Nowadays she had direct insight into his world, and he into hers. The injured and the dying and sometimes even the dead came from his world into hers, and he would follow them, and then everybody would move back and forth between the two worlds, just like Bertil earlier that day, who'd bumped into Angela when he'd been trying to extract some words from a battered body that Angela was simultaneously trying to heal. Fucking hell. He drank the remains of his red wine. She poured some water into his glass. The radio was mumbling away on the work surface. It was almost night.
'They seem to be in a bit of a mess at the day nursery,' he said.
'What do you mean?'
'Oh, I don't know. Lots of children and not many staff.'
'More and more of one, and fewer and fewer of the other.'
'Yes.'
'Is there something in particular that made you think of that just now?'
'Well, this morning, I suppose, when I took Elsa there. They didn't seem to be able to keep a proper watch over all the children.'
'Is that the police officer in you talking?'
'If it is, doesn't that make it all the more important? All the more serious? The police officer in me sees the shortcomings in the security.'
'Shortcomings in the security? You sound as though you're responsible for President Bush's safety.'
'Bush? He can look after himself. It's his environment that needs protecting.'
'You know what I mean.'
'And what I mean is that you can't risk a child wandering off. There was a little boy who went through a gap in a hedge or something similar and would have disappeared if it hadn't been for the fence on the other side.'
'But Erik, that's why the fence is there.

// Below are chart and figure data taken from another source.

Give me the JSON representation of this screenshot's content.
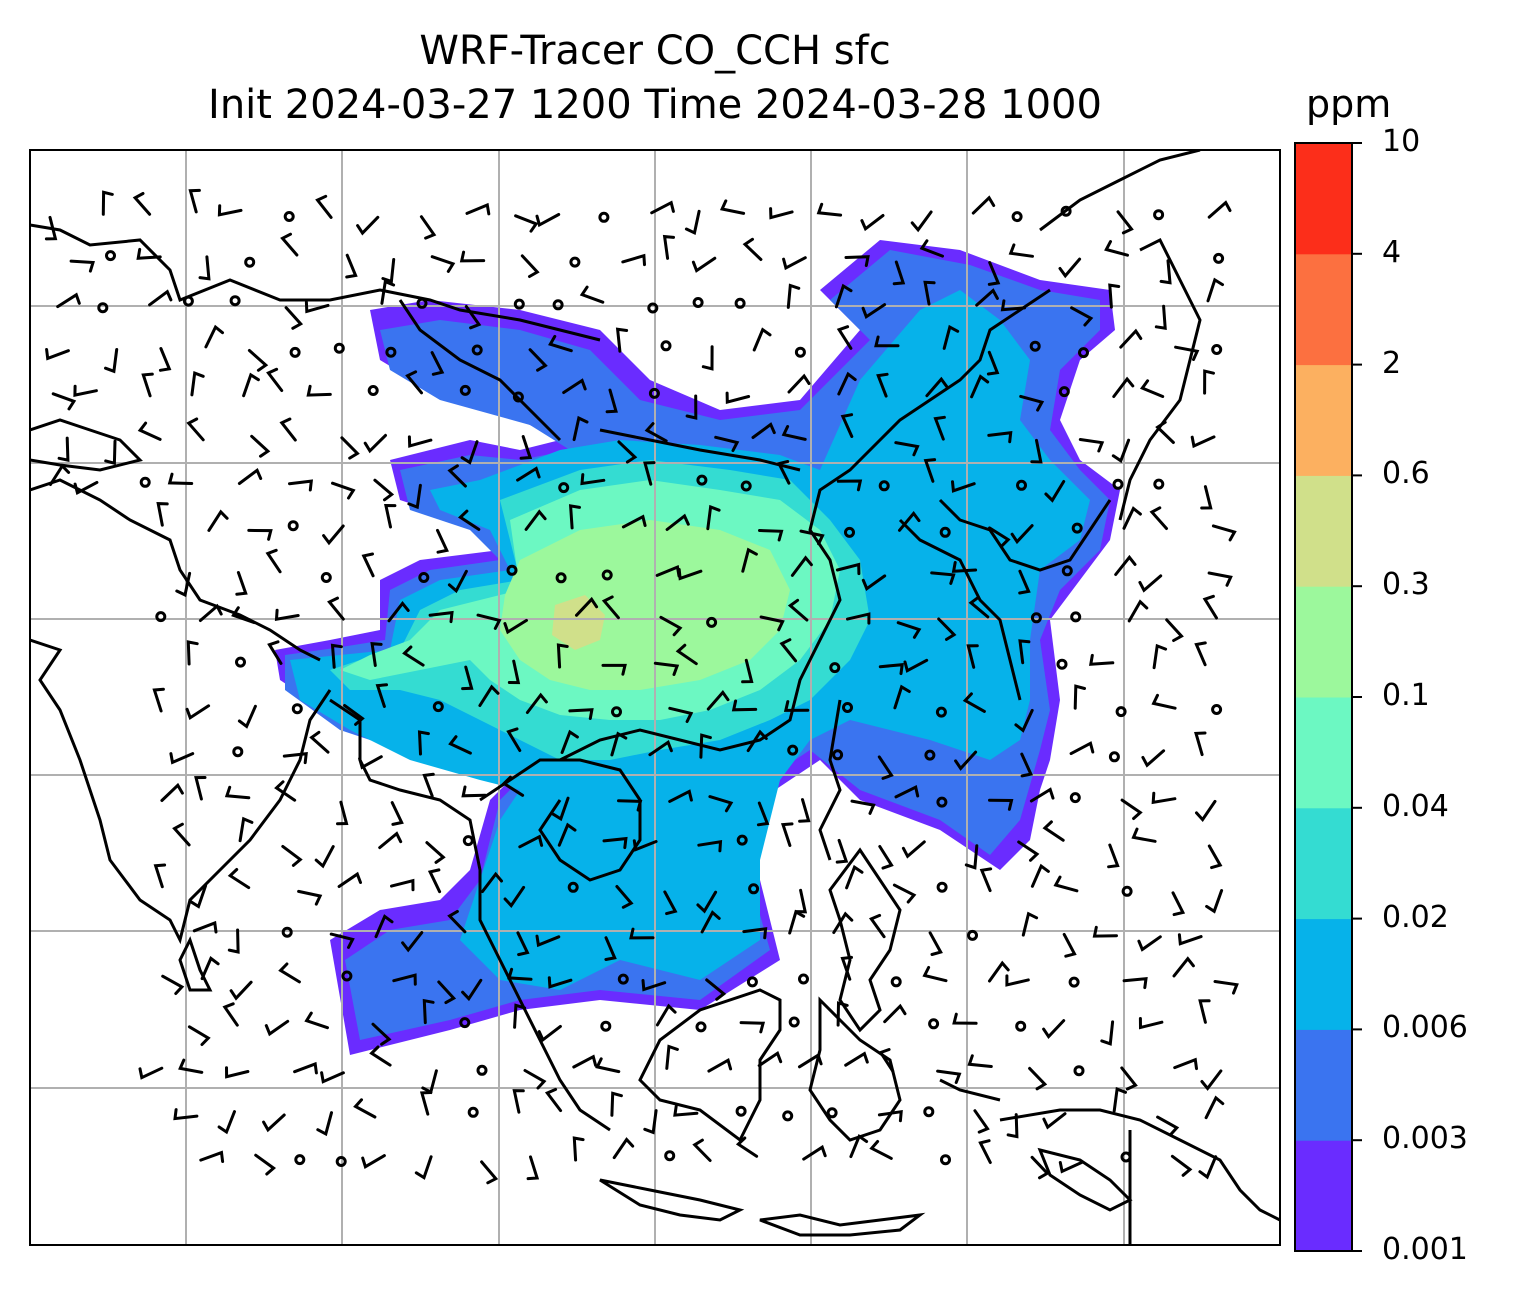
{
  "title": {
    "line1": "WRF-Tracer CO_CCH sfc",
    "line2": "Init 2024-03-27 1200 Time 2024-03-28 1000"
  },
  "colorbar": {
    "units": "ppm",
    "levels": [
      "0.001",
      "0.003",
      "0.006",
      "0.02",
      "0.04",
      "0.1",
      "0.3",
      "0.6",
      "2",
      "4",
      "10"
    ],
    "colors": [
      "#6a2cff",
      "#3a74f0",
      "#06b2ea",
      "#34dcd2",
      "#6cf8c2",
      "#9cf89c",
      "#d0e08a",
      "#fcb060",
      "#fc7040",
      "#fc2e1a"
    ]
  },
  "map": {
    "gridlines": true,
    "coastline_color": "#000000",
    "grid_color": "#b0b0b0"
  }
}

So that the children can't get out. Can't disappear.'
'But nobody noticed him wandering off through the bushes.'
'They don't need to worry about that. The staff know there's a fence on the other side.'
'So there's no problem, is that it?'
'I didn't say that. I seem to remember saying a couple of minutes ago that there are more and more children and fewer and fewer staff. Of course that's a problem, for heaven's sake.' She took a sip of water. 'A big problem. In lots of ways.'
'And that brings us back, well, to security again,' he said. 'What a responsibility it is for the ridiculously few staff. Keeping an eye on all those kids as they go toddling off in all directions.'
'Hmm.'
'When they go out on an excursion. If they dare to go on outings at all. They don't seem to want to risk it any more.' He stroked his chin, making a rasping noise. 'And they have good reason not to.'
He fingered the wine bottle, but resisted the temptation to pour himself another glass. She looked at him.
'You know too much about all the dangers lying in wait,' she said.
'Just as you do yourself, Angela. You know all the things that can make people ill.'
'Is it anything special, this business of security at the day nursery?' she wondered.